Kepulangan ini tak hanya bermakna sebagai kembalinya tubuh ke tanah leluhur, tetapi juga sebagai awal pemulihan martabat. “Kami ingin bebas dari stigma,” seru salah satu keluarga, menyuarakan harapan agar warga Imsun tak lagi dipandang sebagai pelaku kekacauan, melainkan sebagai korban yang berhak mendapatkan haknya.
Kehangatan penyambutan diwarnai simbolisme bendera merah putih, sebuah pengingat bahwa tanah ini, meski dirundung konflik, tetaplah bagian dari satu bangsa yang seharusnya mengayomi setiap warganya. Dalam acara penyambutan, semangat solidaritas tergambar jelas ketika Pj. Bupati Maybrat bersama tokoh agama dan masyarakat setempat menyatakan dukungan untuk membangun kembali komunitas yang damai dan harmonis.
Tugas berat kini menanti di depan. Perbaikan rumah, pemulihan kebutuhan dasar, hingga penyelenggaraan layanan sosial yang adil tanpa diskriminasi menjadi tantangan yang harus dihadapi bersama. Komnas HAM menggarisbawahi bahwa perjalanan menuju kehidupan yang bermartabat adalah tanggung jawab kolektif, baik dari pemerintah maupun masyarakat.
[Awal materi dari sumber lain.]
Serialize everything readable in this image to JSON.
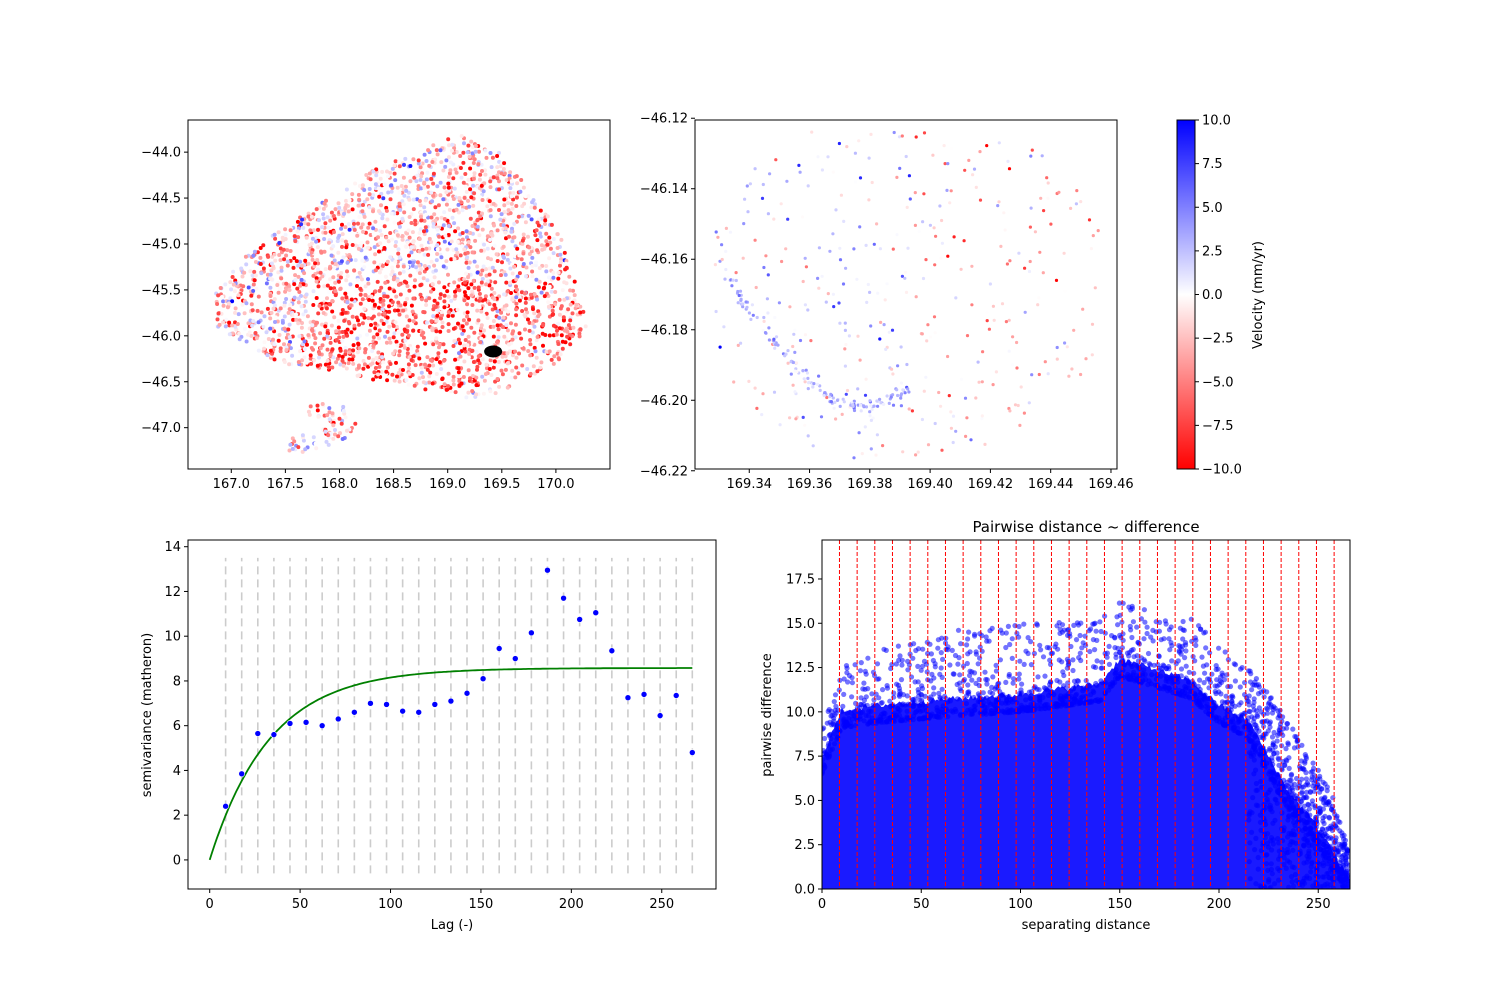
{
  "colors": {
    "positive": "#0000ff",
    "neutral": "#ffffff",
    "negative": "#ff0000",
    "highlight_cluster": "#000000",
    "fitted_model": "#008000",
    "bin_marker": "#cccccc",
    "pair_points": "#0000ff",
    "bin_edges": "#ff0000"
  },
  "chart_data": [
    {
      "id": "regional-map",
      "type": "scatter",
      "title": "",
      "xlabel": "",
      "ylabel": "",
      "xlim": [
        166.6,
        170.5
      ],
      "ylim": [
        -47.45,
        -43.65
      ],
      "xticks": [
        {
          "v": 167.0,
          "label": "167.0"
        },
        {
          "v": 167.5,
          "label": "167.5"
        },
        {
          "v": 168.0,
          "label": "168.0"
        },
        {
          "v": 168.5,
          "label": "168.5"
        },
        {
          "v": 169.0,
          "label": "169.0"
        },
        {
          "v": 169.5,
          "label": "169.5"
        },
        {
          "v": 170.0,
          "label": "170.0"
        }
      ],
      "yticks": [
        {
          "v": -44.0,
          "label": "−44.0"
        },
        {
          "v": -44.5,
          "label": "−44.5"
        },
        {
          "v": -45.0,
          "label": "−45.0"
        },
        {
          "v": -45.5,
          "label": "−45.5"
        },
        {
          "v": -46.0,
          "label": "−46.0"
        },
        {
          "v": -46.5,
          "label": "−46.5"
        },
        {
          "v": -47.0,
          "label": "−47.0"
        }
      ],
      "series": [
        {
          "description_values": "velocity-coloured PS points, main region",
          "region_polygon_lonlat": [
            [
              169.1,
              -43.8
            ],
            [
              169.55,
              -44.05
            ],
            [
              170.05,
              -44.9
            ],
            [
              170.3,
              -45.9
            ],
            [
              170.0,
              -46.3
            ],
            [
              169.6,
              -46.55
            ],
            [
              169.3,
              -46.7
            ],
            [
              168.85,
              -46.6
            ],
            [
              168.2,
              -46.45
            ],
            [
              167.45,
              -46.3
            ],
            [
              166.85,
              -45.9
            ],
            [
              166.85,
              -45.55
            ],
            [
              167.15,
              -45.1
            ],
            [
              167.7,
              -44.65
            ],
            [
              168.3,
              -44.2
            ],
            [
              168.7,
              -44.0
            ]
          ],
          "island_polygon_lonlat": [
            [
              167.7,
              -46.75
            ],
            [
              168.05,
              -46.72
            ],
            [
              168.2,
              -46.95
            ],
            [
              168.05,
              -47.15
            ],
            [
              167.55,
              -47.3
            ],
            [
              167.5,
              -47.12
            ],
            [
              167.75,
              -47.0
            ]
          ],
          "highlight_cluster": {
            "lon": 169.42,
            "lat": -46.17
          }
        }
      ]
    },
    {
      "id": "subset-map",
      "type": "scatter",
      "title": "",
      "xlabel": "",
      "ylabel": "",
      "xlim": [
        169.322,
        169.462
      ],
      "ylim": [
        -46.2195,
        -46.1205
      ],
      "xticks": [
        {
          "v": 169.34,
          "label": "169.34"
        },
        {
          "v": 169.36,
          "label": "169.36"
        },
        {
          "v": 169.38,
          "label": "169.38"
        },
        {
          "v": 169.4,
          "label": "169.40"
        },
        {
          "v": 169.42,
          "label": "169.42"
        },
        {
          "v": 169.44,
          "label": "169.44"
        },
        {
          "v": 169.46,
          "label": "169.46"
        }
      ],
      "yticks": [
        {
          "v": -46.12,
          "label": "−46.12"
        },
        {
          "v": -46.14,
          "label": "−46.14"
        },
        {
          "v": -46.16,
          "label": "−46.16"
        },
        {
          "v": -46.18,
          "label": "−46.18"
        },
        {
          "v": -46.2,
          "label": "−46.20"
        },
        {
          "v": -46.22,
          "label": "−46.22"
        }
      ],
      "arc_track": [
        [
          169.333,
          -46.165
        ],
        [
          169.338,
          -46.172
        ],
        [
          169.345,
          -46.18
        ],
        [
          169.352,
          -46.187
        ],
        [
          169.358,
          -46.193
        ],
        [
          169.364,
          -46.198
        ],
        [
          169.37,
          -46.201
        ],
        [
          169.376,
          -46.202
        ],
        [
          169.382,
          -46.201
        ],
        [
          169.388,
          -46.199
        ],
        [
          169.394,
          -46.196
        ]
      ],
      "extent_lonlat": {
        "x0": 169.328,
        "x1": 169.456,
        "y0": -46.2165,
        "y1": -46.123
      }
    },
    {
      "id": "velocity-colorbar",
      "type": "heatmap",
      "label": "Velocity (mm/yr)",
      "range": [
        -10.0,
        10.0
      ],
      "ticks": [
        {
          "v": 10.0,
          "label": "10.0"
        },
        {
          "v": 7.5,
          "label": "7.5"
        },
        {
          "v": 5.0,
          "label": "5.0"
        },
        {
          "v": 2.5,
          "label": "2.5"
        },
        {
          "v": 0.0,
          "label": "0.0"
        },
        {
          "v": -2.5,
          "label": "−2.5"
        },
        {
          "v": -5.0,
          "label": "−5.0"
        },
        {
          "v": -7.5,
          "label": "−7.5"
        },
        {
          "v": -10.0,
          "label": "−10.0"
        }
      ]
    },
    {
      "id": "semivariogram",
      "type": "scatter",
      "title": "",
      "xlabel": "Lag (-)",
      "ylabel": "semivariance (matheron)",
      "xlim": [
        -12,
        280
      ],
      "ylim": [
        -1.3,
        14.3
      ],
      "xticks": [
        {
          "v": 0,
          "label": "0"
        },
        {
          "v": 50,
          "label": "50"
        },
        {
          "v": 100,
          "label": "100"
        },
        {
          "v": 150,
          "label": "150"
        },
        {
          "v": 200,
          "label": "200"
        },
        {
          "v": 250,
          "label": "250"
        }
      ],
      "yticks": [
        {
          "v": 0,
          "label": "0"
        },
        {
          "v": 2,
          "label": "2"
        },
        {
          "v": 4,
          "label": "4"
        },
        {
          "v": 6,
          "label": "6"
        },
        {
          "v": 8,
          "label": "8"
        },
        {
          "v": 10,
          "label": "10"
        },
        {
          "v": 12,
          "label": "12"
        },
        {
          "v": 14,
          "label": "14"
        }
      ],
      "experimental": {
        "x": [
          8.8,
          17.7,
          26.6,
          35.5,
          44.4,
          53.3,
          62.2,
          71.1,
          80.0,
          88.9,
          97.8,
          106.7,
          115.6,
          124.5,
          133.4,
          142.3,
          151.2,
          160.1,
          169.0,
          177.9,
          186.8,
          195.7,
          204.6,
          213.5,
          222.4,
          231.3,
          240.2,
          249.1,
          258.0,
          266.9
        ],
        "y": [
          2.4,
          3.85,
          5.65,
          5.6,
          6.1,
          6.15,
          6.0,
          6.3,
          6.6,
          7.0,
          6.95,
          6.65,
          6.6,
          6.95,
          7.1,
          7.45,
          8.1,
          9.45,
          9.0,
          10.15,
          12.95,
          11.7,
          10.75,
          11.05,
          9.35,
          7.25,
          7.4,
          6.45,
          7.35,
          4.8
        ]
      },
      "bin_marker_range": [
        -0.6,
        13.5
      ],
      "model": {
        "type": "exponential",
        "sill": 8.58,
        "range": 100,
        "nugget": 0,
        "x_max": 266.9
      }
    },
    {
      "id": "pairwise",
      "type": "scatter",
      "title": "Pairwise distance ~ difference",
      "xlabel": "separating distance",
      "ylabel": "pairwise difference",
      "xlim": [
        0,
        266
      ],
      "ylim": [
        0,
        19.7
      ],
      "xticks": [
        {
          "v": 0,
          "label": "0"
        },
        {
          "v": 50,
          "label": "50"
        },
        {
          "v": 100,
          "label": "100"
        },
        {
          "v": 150,
          "label": "150"
        },
        {
          "v": 200,
          "label": "200"
        },
        {
          "v": 250,
          "label": "250"
        }
      ],
      "yticks": [
        {
          "v": 0,
          "label": "0.0"
        },
        {
          "v": 2.5,
          "label": "2.5"
        },
        {
          "v": 5,
          "label": "5.0"
        },
        {
          "v": 7.5,
          "label": "7.5"
        },
        {
          "v": 10,
          "label": "10.0"
        },
        {
          "v": 12.5,
          "label": "12.5"
        },
        {
          "v": 15,
          "label": "15.0"
        },
        {
          "v": 17.5,
          "label": "17.5"
        }
      ],
      "bin_edges": [
        8.8,
        17.7,
        26.6,
        35.5,
        44.4,
        53.3,
        62.2,
        71.1,
        80.0,
        88.9,
        97.8,
        106.7,
        115.6,
        124.5,
        133.4,
        142.3,
        151.2,
        160.1,
        169.0,
        177.9,
        186.8,
        195.7,
        204.6,
        213.5,
        222.4,
        231.3,
        240.2,
        249.1,
        258.0
      ],
      "envelope": {
        "x": [
          0,
          10,
          30,
          60,
          100,
          140,
          150,
          165,
          185,
          200,
          215,
          225,
          235,
          245,
          255,
          262,
          266
        ],
        "dense_top": [
          7.5,
          10.1,
          10.4,
          10.7,
          11.0,
          11.6,
          13.0,
          12.5,
          11.8,
          10.4,
          9.5,
          7.5,
          5.5,
          4.2,
          2.6,
          1.2,
          0.5
        ],
        "outlier_top": [
          9,
          12.5,
          13.5,
          14.5,
          15.0,
          15.3,
          16.2,
          15.8,
          15.4,
          14.0,
          12.5,
          11,
          9.5,
          7.5,
          6.0,
          3.5,
          2.0
        ]
      }
    }
  ]
}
Kampung Imsun menjadi saksi bisu perlawanan dan kerinduan. Kembalinya para pengungsi ini adalah sebuah pesan bahwa bahkan setelah badai besar, tekad manusia untuk pulih tetaplah lebih besar. Semoga Imsun, yang pernah menjadi medan duka, kini bisa bermetamorfosis menjadi pelataran damai.(CR-3)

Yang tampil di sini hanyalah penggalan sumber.